The truth: the debate will be decided by metrics. The problem: we don’t have the metrics.
The coming year will advance those metrics and the logical answer will be that the catalog is losing influence and search is gaining influence.
In fact, while not in 2007, but one year soon, there will be no multichannel marketing, only marketing once again, and it will demand mastery of all channels. We will come full circle and be completely re-invented in a much larger industry.
In 2007, catalog creative conventions will begin massive change. All of the square-inch, grid, pagination, space allocation and other traditional conventions will begin to be abandoned in favor of new conventions that drive and support online conversion.
Photography will become much larger-heroic, as it is called. Space, copy and message will be thought of differently; not as cost per square-inch, but conversion cost relative to paid search, key word expense and pay per click/pay per order. If a large hero photo does the job at less cost, that tactic will be adopted. Catalogs will begin to look very different, more like magazines.
In 2007, the number of pages will decrease. As catalogs morph to Web drivers, the intent will be to attract buyers rather than display products. If a buyer can be attracted to the in-depth online product experience with 36 pages instead of 120 pages, the “bait-and-hook” catalog will gain in usage.
Next year, the last vestiges of lazy, sleepy marketers will begin a flight back to quality lists. Catalog companies who continue to use pre-1990s circulation plans relying on lowest-cost compiled names will be forced to seek high-quality, segmented, response names. Far too many business-to-business catalogers are still mailing the entire business universe once a year, segmented only by SIC.
In 2007, the debate between “black box” membership list co-ops and list-specific co-ops will intensify. Catalogers will demand metrics – from both – that empirically prove the future value of customers. The loss of list rental income with membership co-ops will grow in importance, and senior catalog executives and chief financial officers will begin to look at these models with increasing, intensive scrutiny.
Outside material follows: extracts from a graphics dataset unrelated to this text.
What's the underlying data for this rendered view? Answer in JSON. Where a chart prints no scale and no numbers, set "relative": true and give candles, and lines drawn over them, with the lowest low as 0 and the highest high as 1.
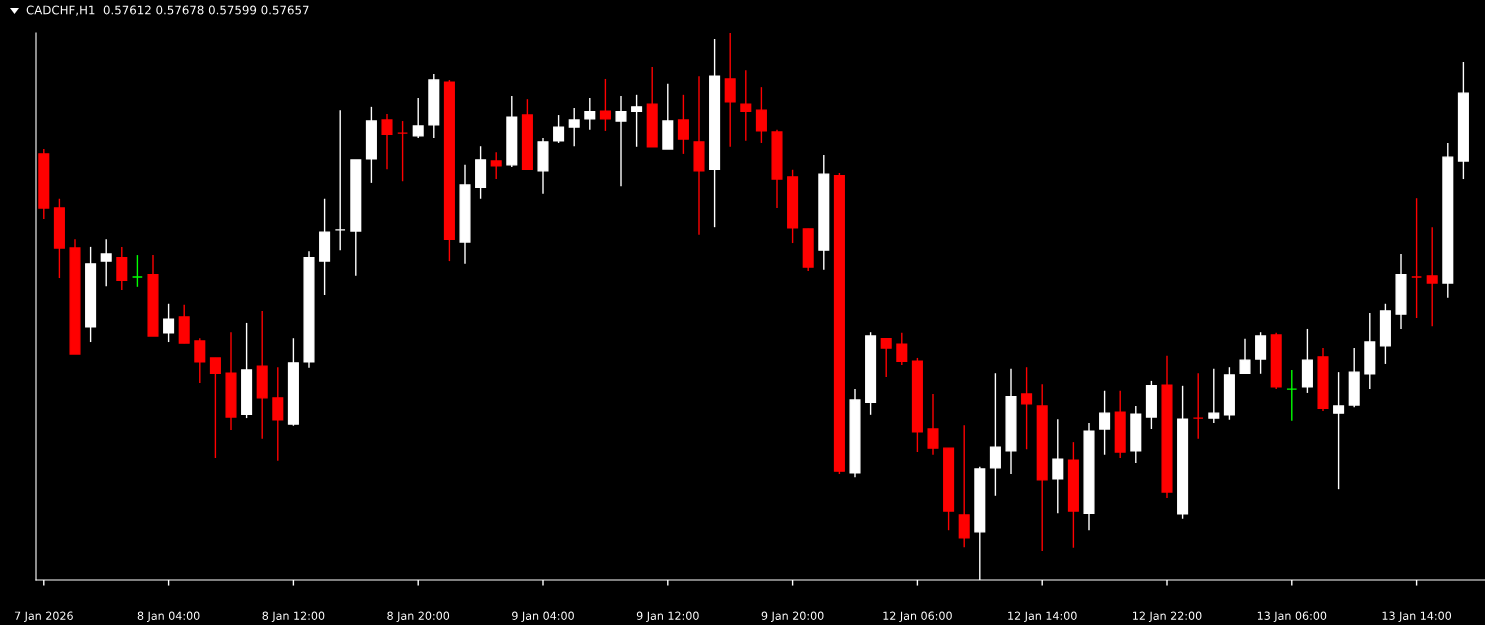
{
  "chart_data": {
    "type": "candlestick",
    "title": "CADCHF,H1  0.57612 0.57678 0.57599 0.57657",
    "relative": true,
    "categories": [
      "7 Jan 2026",
      null,
      null,
      null,
      null,
      null,
      null,
      null,
      "8 Jan 04:00",
      null,
      null,
      null,
      null,
      null,
      null,
      null,
      "8 Jan 12:00",
      null,
      null,
      null,
      null,
      null,
      null,
      null,
      "8 Jan 20:00",
      null,
      null,
      null,
      null,
      null,
      null,
      null,
      "9 Jan 04:00",
      null,
      null,
      null,
      null,
      null,
      null,
      null,
      "9 Jan 12:00",
      null,
      null,
      null,
      null,
      null,
      null,
      null,
      "9 Jan 20:00",
      null,
      null,
      null,
      null,
      null,
      null,
      null,
      "12 Jan 06:00",
      null,
      null,
      null,
      null,
      null,
      null,
      null,
      "12 Jan 14:00",
      null,
      null,
      null,
      null,
      null,
      null,
      null,
      "12 Jan 22:00",
      null,
      null,
      null,
      null,
      null,
      null,
      null,
      "13 Jan 06:00",
      null,
      null,
      null,
      null,
      null,
      null,
      null,
      "13 Jan 14:00",
      null,
      null,
      null
    ],
    "ohlc": [
      [
        0.779,
        0.788,
        0.66,
        0.68
      ],
      [
        0.68,
        0.697,
        0.552,
        0.607
      ],
      [
        0.607,
        0.623,
        0.413,
        0.413
      ],
      [
        0.463,
        0.609,
        0.435,
        0.578
      ],
      [
        0.583,
        0.623,
        0.537,
        0.596
      ],
      [
        0.589,
        0.609,
        0.53,
        0.548
      ],
      [
        0.554,
        0.594,
        0.536,
        0.554
      ],
      [
        0.558,
        0.594,
        0.446,
        0.446
      ],
      [
        0.452,
        0.505,
        0.435,
        0.477
      ],
      [
        0.481,
        0.503,
        0.433,
        0.433
      ],
      [
        0.437,
        0.442,
        0.36,
        0.399
      ],
      [
        0.406,
        0.406,
        0.223,
        0.378
      ],
      [
        0.378,
        0.453,
        0.274,
        0.298
      ],
      [
        0.303,
        0.47,
        0.296,
        0.384
      ],
      [
        0.391,
        0.492,
        0.258,
        0.333
      ],
      [
        0.333,
        0.389,
        0.218,
        0.293
      ],
      [
        0.285,
        0.442,
        0.282,
        0.397
      ],
      [
        0.399,
        0.601,
        0.388,
        0.589
      ],
      [
        0.583,
        0.697,
        0.521,
        0.636
      ],
      [
        0.64,
        0.859,
        0.603,
        0.64
      ],
      [
        0.638,
        0.768,
        0.556,
        0.768
      ],
      [
        0.77,
        0.865,
        0.726,
        0.839
      ],
      [
        0.841,
        0.852,
        0.751,
        0.815
      ],
      [
        0.817,
        0.839,
        0.729,
        0.817
      ],
      [
        0.812,
        0.881,
        0.808,
        0.83
      ],
      [
        0.832,
        0.925,
        0.808,
        0.914
      ],
      [
        0.91,
        0.914,
        0.583,
        0.623
      ],
      [
        0.618,
        0.759,
        0.578,
        0.722
      ],
      [
        0.718,
        0.793,
        0.697,
        0.768
      ],
      [
        0.766,
        0.782,
        0.733,
        0.757
      ],
      [
        0.759,
        0.885,
        0.755,
        0.846
      ],
      [
        0.85,
        0.879,
        0.751,
        0.751
      ],
      [
        0.748,
        0.808,
        0.706,
        0.801
      ],
      [
        0.803,
        0.85,
        0.799,
        0.828
      ],
      [
        0.828,
        0.863,
        0.793,
        0.841
      ],
      [
        0.843,
        0.881,
        0.823,
        0.856
      ],
      [
        0.857,
        0.916,
        0.821,
        0.843
      ],
      [
        0.839,
        0.885,
        0.72,
        0.856
      ],
      [
        0.857,
        0.887,
        0.792,
        0.865
      ],
      [
        0.87,
        0.938,
        0.792,
        0.792
      ],
      [
        0.788,
        0.907,
        0.788,
        0.839
      ],
      [
        0.841,
        0.887,
        0.779,
        0.806
      ],
      [
        0.801,
        0.921,
        0.631,
        0.748
      ],
      [
        0.751,
        0.989,
        0.645,
        0.921
      ],
      [
        0.916,
        1.0,
        0.792,
        0.874
      ],
      [
        0.87,
        0.932,
        0.803,
        0.857
      ],
      [
        0.859,
        0.901,
        0.799,
        0.821
      ],
      [
        0.819,
        0.823,
        0.68,
        0.733
      ],
      [
        0.737,
        0.75,
        0.616,
        0.644
      ],
      [
        0.642,
        0.642,
        0.565,
        0.572
      ],
      [
        0.603,
        0.777,
        0.567,
        0.742
      ],
      [
        0.739,
        0.744,
        0.194,
        0.199
      ],
      [
        0.196,
        0.349,
        0.188,
        0.329
      ],
      [
        0.325,
        0.453,
        0.302,
        0.446
      ],
      [
        0.441,
        0.441,
        0.371,
        0.424
      ],
      [
        0.431,
        0.452,
        0.393,
        0.4
      ],
      [
        0.4,
        0.406,
        0.234,
        0.271
      ],
      [
        0.276,
        0.34,
        0.229,
        0.241
      ],
      [
        0.241,
        0.241,
        0.091,
        0.126
      ],
      [
        0.119,
        0.283,
        0.06,
        0.077
      ],
      [
        0.088,
        0.207,
        0.0,
        0.203
      ],
      [
        0.205,
        0.378,
        0.154,
        0.243
      ],
      [
        0.236,
        0.386,
        0.194,
        0.335
      ],
      [
        0.34,
        0.389,
        0.239,
        0.322
      ],
      [
        0.318,
        0.358,
        0.053,
        0.183
      ],
      [
        0.185,
        0.294,
        0.122,
        0.221
      ],
      [
        0.219,
        0.252,
        0.059,
        0.126
      ],
      [
        0.122,
        0.287,
        0.091,
        0.272
      ],
      [
        0.276,
        0.346,
        0.229,
        0.305
      ],
      [
        0.307,
        0.346,
        0.223,
        0.234
      ],
      [
        0.236,
        0.318,
        0.214,
        0.303
      ],
      [
        0.298,
        0.364,
        0.276,
        0.355
      ],
      [
        0.356,
        0.41,
        0.15,
        0.161
      ],
      [
        0.121,
        0.355,
        0.112,
        0.294
      ],
      [
        0.296,
        0.378,
        0.258,
        0.296
      ],
      [
        0.296,
        0.386,
        0.287,
        0.305
      ],
      [
        0.302,
        0.389,
        0.293,
        0.375
      ],
      [
        0.378,
        0.441,
        0.377,
        0.402
      ],
      [
        0.404,
        0.453,
        0.377,
        0.446
      ],
      [
        0.448,
        0.452,
        0.349,
        0.353
      ],
      [
        0.349,
        0.384,
        0.291,
        0.349
      ],
      [
        0.353,
        0.459,
        0.342,
        0.402
      ],
      [
        0.408,
        0.424,
        0.309,
        0.314
      ],
      [
        0.305,
        0.38,
        0.166,
        0.318
      ],
      [
        0.32,
        0.424,
        0.316,
        0.38
      ],
      [
        0.377,
        0.488,
        0.349,
        0.435
      ],
      [
        0.428,
        0.505,
        0.395,
        0.492
      ],
      [
        0.486,
        0.596,
        0.459,
        0.558
      ],
      [
        0.554,
        0.698,
        0.479,
        0.554
      ],
      [
        0.556,
        0.645,
        0.464,
        0.543
      ],
      [
        0.543,
        0.799,
        0.516,
        0.773
      ],
      [
        0.766,
        0.947,
        0.733,
        0.89
      ]
    ],
    "colors": [
      "#ff0000",
      "#ff0000",
      "#ff0000",
      "#ffffff",
      "#ffffff",
      "#ff0000",
      "#00ff00",
      "#ff0000",
      "#ffffff",
      "#ff0000",
      "#ff0000",
      "#ff0000",
      "#ff0000",
      "#ffffff",
      "#ff0000",
      "#ff0000",
      "#ffffff",
      "#ffffff",
      "#ffffff",
      "#ffffff",
      "#ffffff",
      "#ffffff",
      "#ff0000",
      "#ff0000",
      "#ffffff",
      "#ffffff",
      "#ff0000",
      "#ffffff",
      "#ffffff",
      "#ff0000",
      "#ffffff",
      "#ff0000",
      "#ffffff",
      "#ffffff",
      "#ffffff",
      "#ffffff",
      "#ff0000",
      "#ffffff",
      "#ffffff",
      "#ff0000",
      "#ffffff",
      "#ff0000",
      "#ff0000",
      "#ffffff",
      "#ff0000",
      "#ff0000",
      "#ff0000",
      "#ff0000",
      "#ff0000",
      "#ff0000",
      "#ffffff",
      "#ff0000",
      "#ffffff",
      "#ffffff",
      "#ff0000",
      "#ff0000",
      "#ff0000",
      "#ff0000",
      "#ff0000",
      "#ff0000",
      "#ffffff",
      "#ffffff",
      "#ffffff",
      "#ff0000",
      "#ff0000",
      "#ffffff",
      "#ff0000",
      "#ffffff",
      "#ffffff",
      "#ff0000",
      "#ffffff",
      "#ffffff",
      "#ff0000",
      "#ffffff",
      "#ff0000",
      "#ffffff",
      "#ffffff",
      "#ffffff",
      "#ffffff",
      "#ff0000",
      "#00ff00",
      "#ffffff",
      "#ff0000",
      "#ffffff",
      "#ffffff",
      "#ffffff",
      "#ffffff",
      "#ffffff",
      "#ff0000",
      "#ff0000",
      "#ffffff",
      "#ffffff"
    ]
  }
}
Next year, the youngest baby boomers who own catalogs will turn 62 years of age. Many others are approaching 70 years old. The largest transfer of catalog ownership ever known will occur over the next three to eight years. Some of these companies will be sold to competitive catalog companies. Some will be bought by private equity groups. Some will be handed off to the children.
In all cases, however, youth and profit will come to dominate their operations. And that can only mean huge shifts from tradition to innovation, from passive to aggressive, from print technology to online technology, from response-based to conversion-based. An age ends and begins in 2007.